Performance Considerations When Implementing RAM - 2022.1 English

Versal ACAP Hardware, IP, and Platform Development Methodology Guide (UG1387)

Document ID

UG1387

Release Date

2022-05-25

Version

2022.1 English

To efficiently infer memory elements, consider these factors affecting performance:

Using Dedicated Blocks or Distributed RAMs
RAMs can be implemented in either the dedicated block RAM or within LUTs using distributed RAM. The choice not only impacts resource selection, but can also significantly impact performance and power.

In general, the required depth of the RAM is the first criterion. Memory arrays described up to 64 bits deep are generally implemented in LUTRAMs, where depths of 32 bits and less are mapped 2 bits per LUT and depths up to 64-bits can be mapped one bit per LUT. Deeper RAMs can also be implemented in LUTRAM depending on available resources and synthesis tool assignment.

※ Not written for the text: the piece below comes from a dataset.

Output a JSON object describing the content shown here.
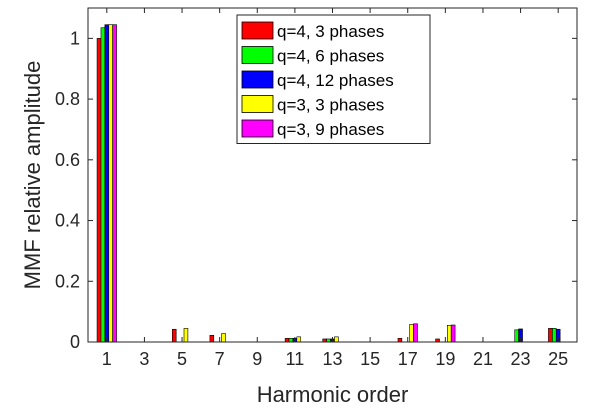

Memory arrays deeper than 256 bits are generally implemented in block memory. Xilinx devices have the flexibility to map such structures in different width and depth combinations. Familiarize yourself with these configurations to understand the number and structure of block RAMs used for larger memory array declarations in the code.
Using the Output Pipeline Register
Using an output register is required for high performance designs, and is recommended for all designs. This improves the clock to output timing of the block RAM. Additionally, a second output register is beneficial, as slice output registers have faster clock to out timing than a block RAM register. Having both registers has a total read latency of 3. When inferring these registers, they should be in the same level of hierarchy as the RAM array. This allows the tools to merge the block RAM output register into the primitive.
Using the Input Pipeline Register
When RAM arrays are large and mapped across many primitives, they can span a considerable area of the die. This can lead to performance issues on address and control lines. Consider adding an extra register after the generation of these signals and before the RAMs. To further improve timing, use phys_opt_design later in the flow to replicate this register. Registers without logic on the input will replicate more easily.